¿Qué se pudre? Cancelan incremento de flota de embarcación que no existe y reviven el permiso de pesca
Embarcación pesquera nunca pescó y luego en el 2011 fue vendida al Ecuador
El Ministerio de la Producción, Produce, el 11 de agosto del presente año emitió la Resolución DirectoraL Nº 00610-2023-PRODUCE/DGPCHDI, donde a la embarcación ALESHKA (ex BALLENA I) con matrícula CO-13919-PM, le cancelan el incremento de flota, pero extrañamente mantiene el permiso de pesca, pese a que nunca pescó porque físicamente no existió; no obstante, termino vendida a los pesqueros ecuatorianos en el 2011.
Pues bien, la E/P BALLENA I de capacidad de bodega de 458.37 m3, logró el otorgamiento del permiso de pesca en 1999, cuando el titular era CORPORACION OCEANICA DEL PERU S.A. En aquella época, la nave contaba con sistema de congelado a bordo y estaba equipada con aparejo de pesca el palangre para la extracción del atún, así también para las especies: merlín, pez espada, perico, pez vela y tiburón.

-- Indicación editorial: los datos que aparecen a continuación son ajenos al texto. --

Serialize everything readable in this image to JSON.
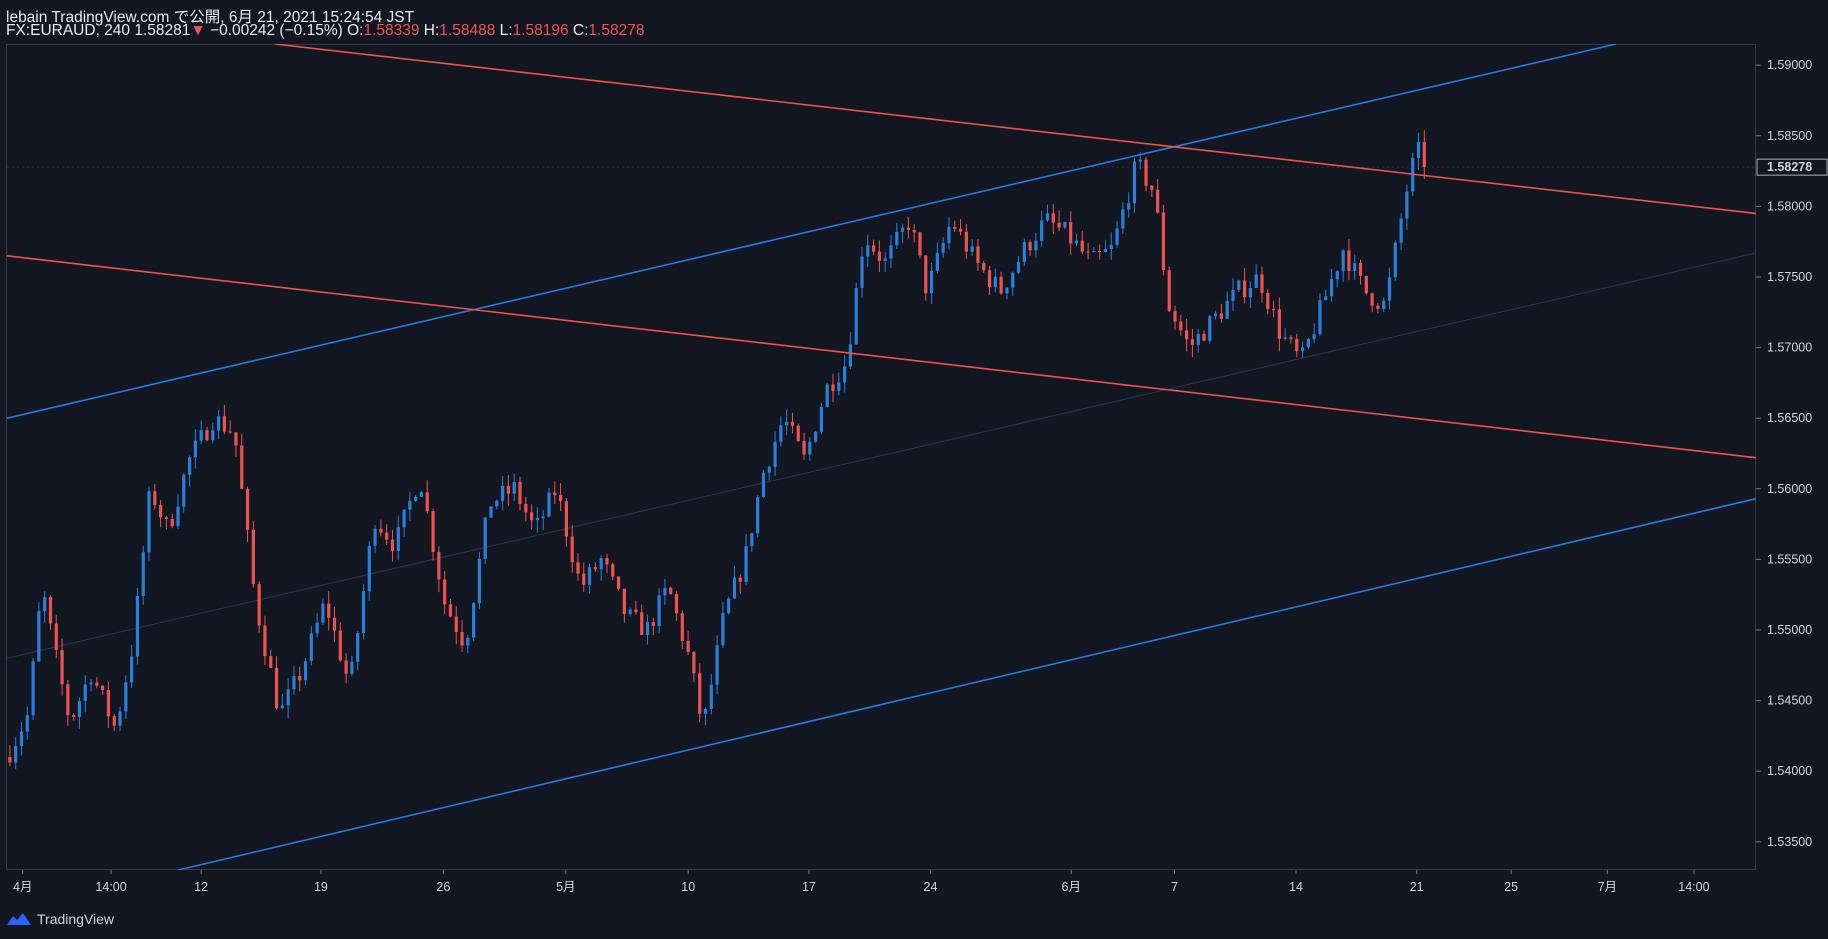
{
  "header": {
    "line1": "lebain TradingView.com で公開, 6月 21, 2021 15:24:54 JST",
    "symbol": "FX:EURAUD, 240",
    "last": "1.58281",
    "change_arrow": "▼",
    "change": "−0.00242 (−0.15%)",
    "o_label": "O:",
    "o": "1.58339",
    "h_label": "H:",
    "h": "1.58488",
    "l_label": "L:",
    "l": "1.58196",
    "c_label": "C:",
    "c": "1.58278"
  },
  "footer": {
    "brand": "TradingView"
  },
  "colors": {
    "background": "#131722",
    "up": "#2a7fdc",
    "down": "#ef5350",
    "channel_blue": "#2979e0",
    "channel_red": "#ef5350"
  },
  "chart_data": {
    "type": "candlestick",
    "symbol": "FX:EURAUD",
    "interval": "240",
    "y_axis": {
      "ticks": [
        "1.59000",
        "1.58500",
        "1.58000",
        "1.57500",
        "1.57000",
        "1.56500",
        "1.56000",
        "1.55500",
        "1.55000",
        "1.54500",
        "1.54000",
        "1.53500"
      ],
      "range": [
        1.533,
        1.5915
      ],
      "last_price_label": "1.58278",
      "position": "right"
    },
    "x_axis": {
      "ticks": [
        "4月",
        "14:00",
        "12",
        "19",
        "26",
        "5月",
        "10",
        "17",
        "24",
        "6月",
        "7",
        "14",
        "21",
        "25",
        "7月",
        "14:00"
      ]
    },
    "grid": false,
    "close_path": [
      [
        0,
        1.541
      ],
      [
        0.012,
        1.544
      ],
      [
        0.02,
        1.553
      ],
      [
        0.028,
        1.548
      ],
      [
        0.036,
        1.5435
      ],
      [
        0.048,
        1.547
      ],
      [
        0.062,
        1.543
      ],
      [
        0.072,
        1.549
      ],
      [
        0.082,
        1.56
      ],
      [
        0.092,
        1.557
      ],
      [
        0.104,
        1.562
      ],
      [
        0.118,
        1.565
      ],
      [
        0.13,
        1.564
      ],
      [
        0.142,
        1.552
      ],
      [
        0.156,
        1.544
      ],
      [
        0.168,
        1.547
      ],
      [
        0.182,
        1.552
      ],
      [
        0.196,
        1.546
      ],
      [
        0.21,
        1.558
      ],
      [
        0.222,
        1.556
      ],
      [
        0.236,
        1.561
      ],
      [
        0.25,
        1.552
      ],
      [
        0.262,
        1.549
      ],
      [
        0.276,
        1.559
      ],
      [
        0.29,
        1.56
      ],
      [
        0.302,
        1.557
      ],
      [
        0.314,
        1.56
      ],
      [
        0.328,
        1.553
      ],
      [
        0.34,
        1.555
      ],
      [
        0.354,
        1.551
      ],
      [
        0.366,
        1.55
      ],
      [
        0.378,
        1.553
      ],
      [
        0.39,
        1.548
      ],
      [
        0.398,
        1.543
      ],
      [
        0.41,
        1.551
      ],
      [
        0.422,
        1.555
      ],
      [
        0.432,
        1.561
      ],
      [
        0.444,
        1.565
      ],
      [
        0.456,
        1.562
      ],
      [
        0.468,
        1.567
      ],
      [
        0.48,
        1.569
      ],
      [
        0.49,
        1.578
      ],
      [
        0.502,
        1.576
      ],
      [
        0.516,
        1.579
      ],
      [
        0.526,
        1.574
      ],
      [
        0.54,
        1.579
      ],
      [
        0.554,
        1.576
      ],
      [
        0.568,
        1.574
      ],
      [
        0.582,
        1.577
      ],
      [
        0.594,
        1.579
      ],
      [
        0.606,
        1.578
      ],
      [
        0.62,
        1.576
      ],
      [
        0.632,
        1.577
      ],
      [
        0.646,
        1.583
      ],
      [
        0.656,
        1.581
      ],
      [
        0.664,
        1.573
      ],
      [
        0.676,
        1.57
      ],
      [
        0.69,
        1.572
      ],
      [
        0.704,
        1.574
      ],
      [
        0.716,
        1.575
      ],
      [
        0.728,
        1.571
      ],
      [
        0.74,
        1.569
      ],
      [
        0.752,
        1.573
      ],
      [
        0.764,
        1.577
      ],
      [
        0.776,
        1.574
      ],
      [
        0.788,
        1.573
      ],
      [
        0.8,
        1.581
      ],
      [
        0.806,
        1.584
      ],
      [
        0.812,
        1.5828
      ]
    ],
    "trendlines": [
      {
        "color": "#2979e0",
        "from": [
          0.0,
          1.565
        ],
        "to": [
          0.92,
          1.5915
        ]
      },
      {
        "color": "#2979e0",
        "from": [
          0.098,
          1.533
        ],
        "to": [
          1.0,
          1.5593
        ]
      },
      {
        "color": "#ef5350",
        "from": [
          0.153,
          1.5915
        ],
        "to": [
          1.0,
          1.5795
        ]
      },
      {
        "color": "#ef5350",
        "from": [
          0.0,
          1.5765
        ],
        "to": [
          1.0,
          1.5622
        ]
      }
    ],
    "faint_trendline": {
      "color": "#2a3550",
      "from": [
        0.0,
        1.548
      ],
      "to": [
        1.0,
        1.5767
      ]
    }
  }
}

En diciembre del 2007 a través de la Resolución Directoral N° 558-2007-PRODUCE/DGEPP, la E/P BALLENA I no solo pasa a manos de una empresa ecuatoriana PEZ DE EXPORTACIÓN S.A.C, sino que en adelante se llamaría ALESHKA. Hasta aquí, todo parece en orden; sin embargo, Produce el 30 de noviembre de 2011, otorga a la ALESHKA el incremento de flota vía sustitución de la embarcación no siniestrada y concede al titular la potestad de construir una embarcación de 400.00 m3 de capacidad para capturar atún con red de cerco. Asimismo, le reserva un saldo de 58.37 m3, derivado de la sustitución de la nave, pese que nunca ALESHKA pescó y es que, según la misma norma no existe registros de desembarque en el periodo 2014-2020
Pero este salchichón podrido no termina aquí, porque según el Memorando N° 1236-2011-PRODUCE/DGEPP, “la administrada manifiesta que el contrato verbal ¿existe contrato verbal?, celebrado con la citada empresa ha sido resuelto, ya que la E/P ALESHKA tiene actualmente bandera ecuatoriana de la Compañía ELVAYKA SA. Cabría preguntar, ¿es legal qué una embarcación, que supuestamente es peruana, que en un abrir y cerrar de ojos, cambió de bandera para solicitar a la CIAT un cupo de atún ecuatoriano, pueda pedir al gobierno del Perú, autorización de incremento de flota para después ser exportada al Ecuador?.
Asimismo, Produce tendrá que explicar, ¿por qué, le otorgo autorización de incremento de flota a una nave que no se encontraba en condiciones de realizar actividades pesqueras para la extracción del recurso atún y afines, ya que había sido transferida a un armador extranjero y sería exportada al Ecuador?
Igualmente debe esclarecer, ¿por qué mantuvo en secreto este cuestionado caso?, sobre todo, si se trata de una embarcación que no presentó declaración jurada de no incremento de capacidad de bodega, no presentó copia de certificado de matrícula con refrendo vigente, no se acreditó el esfuerzo pesquero mínimo anual, al mismo tiempo que la transferencia y exportación del casco de la nave se produjo en el año 2011, quebrando la indesligabilidad del permiso de pesca con el casco de la embarcación y dejándolo sin el sustento material para ser usado, por tanto, su caducidad del permiso de pesca debe ser en el apto.
Es evidente, que el Ministerio de la Producción evita ponerle el “cascabel al gato”, como si se protegiera intereses superiores a los que demanda el Perú. El caso de la embarcación ALESHKA, la nave que nunca pescó porque físicamente no existía; sin embargo, fue vendida, logrando incremento de flota y su permiso de pesca fue revivido, merece no solo la salida del Director General Dirección General de Pesca para Consumo Humano Directo e Indirecto, Noe Balbín Inga, sino también que se realice una investigación profunda y que los responsables de este “tinglado” fétido sean sancionados con todo el peso de la Ley.
Finalmente, esta vergonzosa situación obliga decididamente que, en breve las 8 caducidades salgan y se evite sorpresas, jugando en contra del bienestar general de la Nación. Asimismo, resulta inaceptable que derechos de explotación que pertenecen al Perú sean escondidos por años, en claro perjuicio de la seguridad alimentaria de miles de niños y ciudadanos peruanos.